A white phosphorus bomb explodes over the USS Alabama (BB-8) during bombing experiments at San Marcos Proving Area, Chesepeake Bay, Md., September 1921. These bombings were conducted by Army Corps Bombers. U.S. Naval Historical Center

Battleship No. 3

The third naval vessel to be named USS Alabama was a battleship No. 8 (BB-8; 11, 565 tons displacement) laid down in 1896 and commissioned in 1900. She cruised in the Atlantic and the Gulf of Mexico in her first years of service in the Navy. In 1908, she was part of Theodore Roosevelt’s Great White Fleet that circumnavigated the globe. She sailed with that fleet from

Hampton Roads around South America to San Francisco where she had to go in for repairs. Thus she missed out on the rest of the voyage, although she did later sail west across the Pacific, around India, through the Suez Canal and the Mediterranean and Atlantic, docking finally in New York. Thereafter, she had a period of quiet service as a training ship that included preparation for World War I. In 1920, the old ship was finally decommissioned. A year later, the Army used her as part of the target fleet that Billy Mitchell, father of the U.S. Air Force, and his aircraft bombed and sank, thus proving the power of air attack.

The “Lucky A”

The construction of the fourth USS Alabama (BB-60; 35.000 tons displacement) began in 1940. The South Dakota-class battleship joined the fleet in 1942. USS Alabama was a sophisticated, heavily armed, fast battleship. For most of the war, she served as an escort for various fast aircraft carriers using her array of anti-aircraft guns, not her main firepower 16-inch guns, against attacking Japanese planes. The ship participated in attacks on Japanese islands and was involved in the eventual liberation of the Philippines, as well as several important fleet actions throughout 1944 in the islands campaign. Along with other ships, she used her main armament to bombard Saipan. Then, the ship resumed her role defending the carriers, which were fighting off large numbers of kamikaze attacks. These suicide attacks were very damaging to many ships in the American fleet, including her sister ship USS South Dakota, but Alabama sustained no losses. She never lost a man in combat during World War II, earning the nickname “Lucky A.” At the end of the war, Alabama along with other fast battleships, bombarded targets in the home islands near Tokyo. Action was suspended when Japan surrendered, and USS Alabama returned to San Francisco in late 1945. She was eventually decommissioned and put in mothballs in 1947 in Bremerton, Wash., where she remained until 1964, when Mobilians Jimmy Morris, Stephens Croom and Henri Aldridge spearheaded the effort to save her from a trip to the scrapyard. Gifts of money from across the state, especially from schoolchildren, contributed toward preserving the ship and moving it to its present location at Battleship Memorial Park. In exchange for their donations, children were given lifetime passes to visit the ship. A few are still in existence.
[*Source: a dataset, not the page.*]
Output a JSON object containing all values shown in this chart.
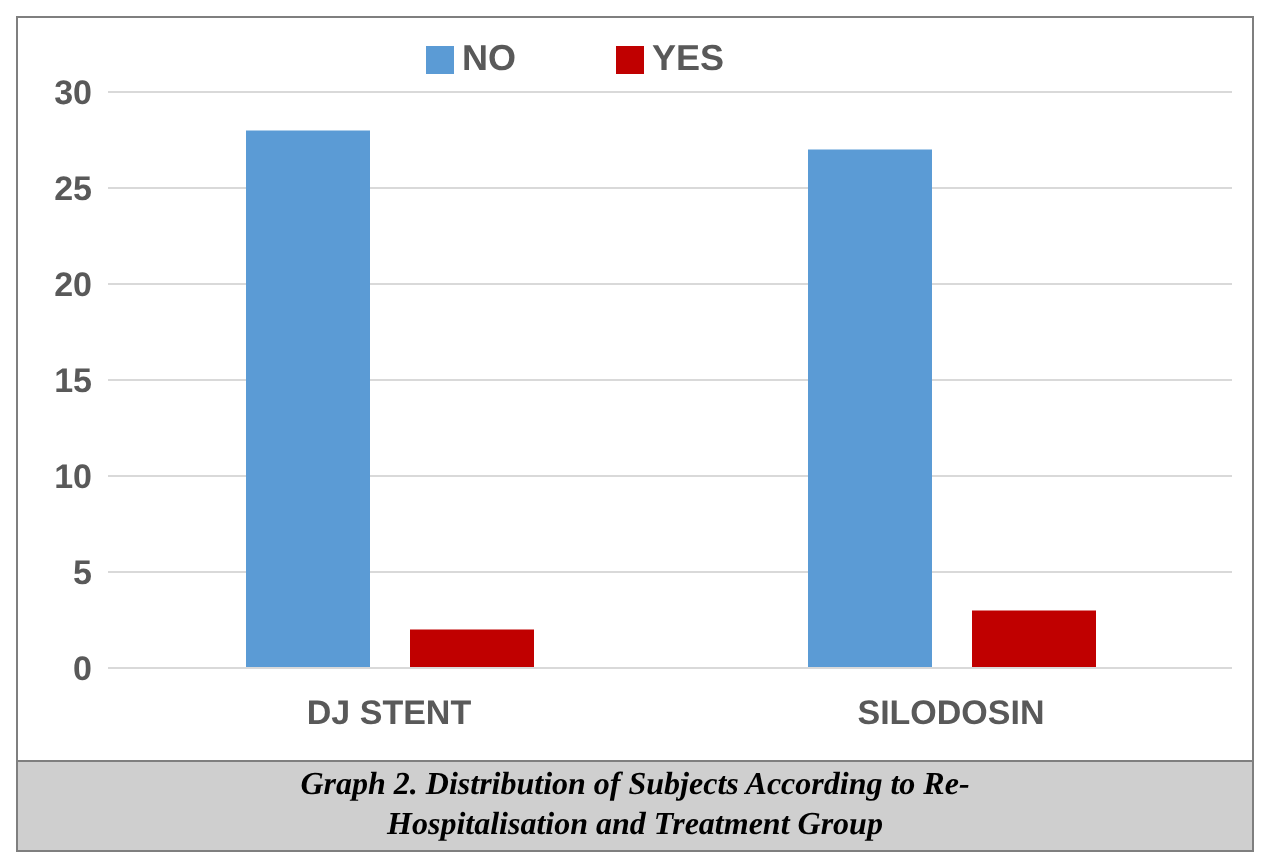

Taking a tour of Battleship Park has become a tradition for Mobilians and
the city's visitors alike. Photo by Sharon Whelton.

The Current Ship

The most recent USS Alabama (SSBN-731) is a nuclear-powered fleet ballistic missile submarine. Her keel was laid in 1980 at Groton, Conn., and she was commissioned in 1985. She is an Ohio-class ship, displacing 18, 750 tons when submerged. By comparison, USS Drum, now on display at Battleship Park, displaced just more than 2, 000 tons when submerged. The current USS Alabama has been in continuous service since joining the fleet in 1985. After extensive training and shakedown cruises, she visited Mobile in February 1986 for Mardi Gras. Assigned to Bangor, Wash., she had made 47 patrols when she was extensively refit in 1999 to carry the fleet’s latest missiles. She now carries 24 Trident II D5 nuclear missiles, each with multiple, independently targeted warheads, and a complement of torpedoes. This USS Alabama continues to be homeported in Bangor, Wash.